The aforementioned Jason Elliott, who left his duties at the office and came out to CHS to finish covering the football game — brought the guts of my computer out to my house and hooked me up, so I could work on pages, and do pretty much everything I could do in the office.
Meanwhile, many kind folks have reached out to check on me — obviously many from CHS who saw or heard what happened, but also from other schools, as well as the nice folks at Northwest Specialty Hospital.
My sweet co-workers put together a care package — mostly a tasty one — and brought it out to me.
My neighbor Mike has been most helpful, so I can get in and out of the house safely.
I’ve watched WAY too much TV the past few months — I can tell you more about the 1986 baseball season than I can the recently completed one.
But it has been an advantage in some ways.
Thanks to the NFHS Network and HUDL Fan, I’ve been able to watch more high school basketball than I normally would, and cover games that way.
And thanks to ESPN Plus, I’ve been able to add more detail to our Vandal stories, for one.

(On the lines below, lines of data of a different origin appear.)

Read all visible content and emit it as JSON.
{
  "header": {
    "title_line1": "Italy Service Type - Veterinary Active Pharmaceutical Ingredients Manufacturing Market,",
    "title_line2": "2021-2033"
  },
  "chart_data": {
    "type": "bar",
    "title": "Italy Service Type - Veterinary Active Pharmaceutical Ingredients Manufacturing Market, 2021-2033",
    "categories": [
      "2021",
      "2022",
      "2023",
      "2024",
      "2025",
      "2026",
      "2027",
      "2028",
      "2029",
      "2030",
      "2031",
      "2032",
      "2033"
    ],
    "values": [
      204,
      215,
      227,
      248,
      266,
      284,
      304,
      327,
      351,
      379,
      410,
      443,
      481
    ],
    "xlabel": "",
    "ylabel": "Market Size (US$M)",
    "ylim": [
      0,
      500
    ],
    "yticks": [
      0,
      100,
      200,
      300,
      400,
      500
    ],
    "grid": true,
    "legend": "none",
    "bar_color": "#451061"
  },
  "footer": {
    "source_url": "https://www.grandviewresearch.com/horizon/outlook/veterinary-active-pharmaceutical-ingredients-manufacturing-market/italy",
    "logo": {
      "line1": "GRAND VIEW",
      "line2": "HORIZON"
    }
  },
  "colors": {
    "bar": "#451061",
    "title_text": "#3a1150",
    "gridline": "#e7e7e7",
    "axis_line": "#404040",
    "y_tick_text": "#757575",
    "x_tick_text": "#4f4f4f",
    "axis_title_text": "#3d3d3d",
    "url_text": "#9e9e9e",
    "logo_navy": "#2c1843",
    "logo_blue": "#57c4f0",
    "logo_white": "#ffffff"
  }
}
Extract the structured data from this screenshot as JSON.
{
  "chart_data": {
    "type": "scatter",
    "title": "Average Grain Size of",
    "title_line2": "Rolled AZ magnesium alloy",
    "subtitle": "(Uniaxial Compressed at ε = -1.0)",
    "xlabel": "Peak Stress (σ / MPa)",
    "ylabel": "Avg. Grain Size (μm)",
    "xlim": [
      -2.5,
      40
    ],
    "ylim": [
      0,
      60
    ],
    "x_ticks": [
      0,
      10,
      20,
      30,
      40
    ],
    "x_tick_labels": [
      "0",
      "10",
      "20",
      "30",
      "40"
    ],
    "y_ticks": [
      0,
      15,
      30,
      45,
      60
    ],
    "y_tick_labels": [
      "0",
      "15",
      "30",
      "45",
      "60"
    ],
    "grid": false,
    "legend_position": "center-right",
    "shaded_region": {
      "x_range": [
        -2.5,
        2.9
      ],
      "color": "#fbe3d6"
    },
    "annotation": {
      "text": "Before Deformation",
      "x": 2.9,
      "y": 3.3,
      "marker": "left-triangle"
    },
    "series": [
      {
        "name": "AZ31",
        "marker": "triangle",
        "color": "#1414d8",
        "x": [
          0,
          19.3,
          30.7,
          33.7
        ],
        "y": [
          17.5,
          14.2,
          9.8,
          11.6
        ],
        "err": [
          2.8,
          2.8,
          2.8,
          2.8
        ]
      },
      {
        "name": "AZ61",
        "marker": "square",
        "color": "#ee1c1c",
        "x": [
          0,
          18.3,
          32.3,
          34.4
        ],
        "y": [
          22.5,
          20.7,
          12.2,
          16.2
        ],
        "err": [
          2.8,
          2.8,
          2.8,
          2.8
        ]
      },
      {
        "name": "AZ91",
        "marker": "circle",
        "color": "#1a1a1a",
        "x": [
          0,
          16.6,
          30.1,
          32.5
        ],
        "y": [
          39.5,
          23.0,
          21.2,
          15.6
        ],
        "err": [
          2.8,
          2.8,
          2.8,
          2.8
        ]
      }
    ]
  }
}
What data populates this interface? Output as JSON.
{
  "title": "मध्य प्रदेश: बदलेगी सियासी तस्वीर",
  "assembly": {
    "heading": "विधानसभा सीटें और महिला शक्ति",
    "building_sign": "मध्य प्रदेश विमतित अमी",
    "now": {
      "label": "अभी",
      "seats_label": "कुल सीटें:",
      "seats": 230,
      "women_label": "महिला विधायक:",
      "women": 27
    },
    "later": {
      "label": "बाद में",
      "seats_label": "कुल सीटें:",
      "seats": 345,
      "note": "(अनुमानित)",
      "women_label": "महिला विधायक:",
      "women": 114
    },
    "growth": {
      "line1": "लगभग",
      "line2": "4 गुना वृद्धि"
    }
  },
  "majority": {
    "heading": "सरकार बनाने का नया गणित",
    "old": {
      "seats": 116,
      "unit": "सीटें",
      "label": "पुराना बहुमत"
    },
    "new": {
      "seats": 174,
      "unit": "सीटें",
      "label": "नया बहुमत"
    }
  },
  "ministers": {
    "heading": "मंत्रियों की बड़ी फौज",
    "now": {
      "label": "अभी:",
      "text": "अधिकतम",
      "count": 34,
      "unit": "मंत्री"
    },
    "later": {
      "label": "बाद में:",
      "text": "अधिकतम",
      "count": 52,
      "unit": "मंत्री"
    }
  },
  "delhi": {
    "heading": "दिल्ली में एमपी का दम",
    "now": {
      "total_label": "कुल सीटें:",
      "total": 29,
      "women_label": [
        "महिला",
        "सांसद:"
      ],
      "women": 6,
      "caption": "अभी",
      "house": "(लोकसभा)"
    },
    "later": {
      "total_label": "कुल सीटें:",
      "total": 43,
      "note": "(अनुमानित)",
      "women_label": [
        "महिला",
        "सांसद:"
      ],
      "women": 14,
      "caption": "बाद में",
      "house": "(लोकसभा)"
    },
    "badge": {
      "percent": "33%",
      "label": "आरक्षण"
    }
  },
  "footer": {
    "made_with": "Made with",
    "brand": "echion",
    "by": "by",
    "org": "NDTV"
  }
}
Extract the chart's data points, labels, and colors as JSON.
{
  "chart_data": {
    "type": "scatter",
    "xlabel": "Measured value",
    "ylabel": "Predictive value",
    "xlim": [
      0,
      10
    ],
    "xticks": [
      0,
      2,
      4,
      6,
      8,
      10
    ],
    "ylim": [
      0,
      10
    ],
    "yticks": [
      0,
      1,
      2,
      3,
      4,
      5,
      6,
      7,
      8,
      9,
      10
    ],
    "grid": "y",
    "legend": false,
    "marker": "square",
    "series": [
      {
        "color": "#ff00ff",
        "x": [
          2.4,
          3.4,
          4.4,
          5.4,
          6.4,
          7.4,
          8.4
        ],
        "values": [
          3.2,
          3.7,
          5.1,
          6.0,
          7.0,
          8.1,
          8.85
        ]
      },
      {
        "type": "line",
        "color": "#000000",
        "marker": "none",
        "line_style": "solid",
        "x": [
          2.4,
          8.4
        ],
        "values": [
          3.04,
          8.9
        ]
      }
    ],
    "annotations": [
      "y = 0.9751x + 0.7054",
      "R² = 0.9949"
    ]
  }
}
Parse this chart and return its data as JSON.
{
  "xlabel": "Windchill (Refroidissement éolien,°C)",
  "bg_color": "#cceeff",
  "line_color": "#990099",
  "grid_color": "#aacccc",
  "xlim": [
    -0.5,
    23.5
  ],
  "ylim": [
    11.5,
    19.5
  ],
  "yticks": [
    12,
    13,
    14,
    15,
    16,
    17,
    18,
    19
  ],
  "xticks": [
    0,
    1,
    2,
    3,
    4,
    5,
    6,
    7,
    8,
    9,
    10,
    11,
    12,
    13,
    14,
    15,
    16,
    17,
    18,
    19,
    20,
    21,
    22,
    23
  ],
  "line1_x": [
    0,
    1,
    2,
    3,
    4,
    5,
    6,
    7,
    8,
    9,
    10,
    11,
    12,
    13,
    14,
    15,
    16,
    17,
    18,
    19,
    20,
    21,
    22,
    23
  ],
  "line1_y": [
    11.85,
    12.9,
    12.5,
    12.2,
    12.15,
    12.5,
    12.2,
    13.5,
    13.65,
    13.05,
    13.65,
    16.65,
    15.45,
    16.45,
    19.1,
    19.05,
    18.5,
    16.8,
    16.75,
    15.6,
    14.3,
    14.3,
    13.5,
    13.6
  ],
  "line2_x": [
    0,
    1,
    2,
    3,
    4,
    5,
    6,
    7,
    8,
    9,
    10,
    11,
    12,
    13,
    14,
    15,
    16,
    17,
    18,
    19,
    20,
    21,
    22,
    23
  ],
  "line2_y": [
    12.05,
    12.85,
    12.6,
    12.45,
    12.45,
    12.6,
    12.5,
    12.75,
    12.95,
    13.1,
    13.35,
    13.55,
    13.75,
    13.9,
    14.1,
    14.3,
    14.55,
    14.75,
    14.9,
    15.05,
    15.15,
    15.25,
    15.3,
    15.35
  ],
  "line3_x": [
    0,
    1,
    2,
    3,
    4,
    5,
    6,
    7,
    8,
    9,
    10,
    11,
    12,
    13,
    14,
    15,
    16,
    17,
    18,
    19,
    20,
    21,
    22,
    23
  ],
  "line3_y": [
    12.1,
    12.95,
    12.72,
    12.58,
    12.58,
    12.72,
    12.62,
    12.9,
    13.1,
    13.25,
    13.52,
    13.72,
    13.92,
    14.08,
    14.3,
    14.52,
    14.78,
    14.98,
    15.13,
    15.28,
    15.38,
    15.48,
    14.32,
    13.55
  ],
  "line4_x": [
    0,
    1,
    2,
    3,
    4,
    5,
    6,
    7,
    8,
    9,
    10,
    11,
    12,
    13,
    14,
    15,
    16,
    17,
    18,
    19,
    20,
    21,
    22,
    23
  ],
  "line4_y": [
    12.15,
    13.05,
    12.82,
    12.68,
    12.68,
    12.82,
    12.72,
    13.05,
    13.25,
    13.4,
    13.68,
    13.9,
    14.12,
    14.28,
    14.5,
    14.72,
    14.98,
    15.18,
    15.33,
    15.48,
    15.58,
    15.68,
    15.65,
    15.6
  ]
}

And many thanks to all the local basketball coaches who emailed and/or texted me their box scores and comments after their games, so I could help Jason compile the prep roundups from home, while he did all the other grunt work in the office.
I’M CURRENTLY going through the physical therapy portion of the recovery.
“It’s a marathon, not a sprint,” my orthopedic guy keeps telling me.
I won’t be able to dunk when I’m completely recovered — but then, I couldn’t dunk before the injury, either.
Someday soon you’ll see me at a game again — maybe in a gym, but more likely at a baseball or softball field.
And forgive me if I happen to be standing a little farther from the sideline!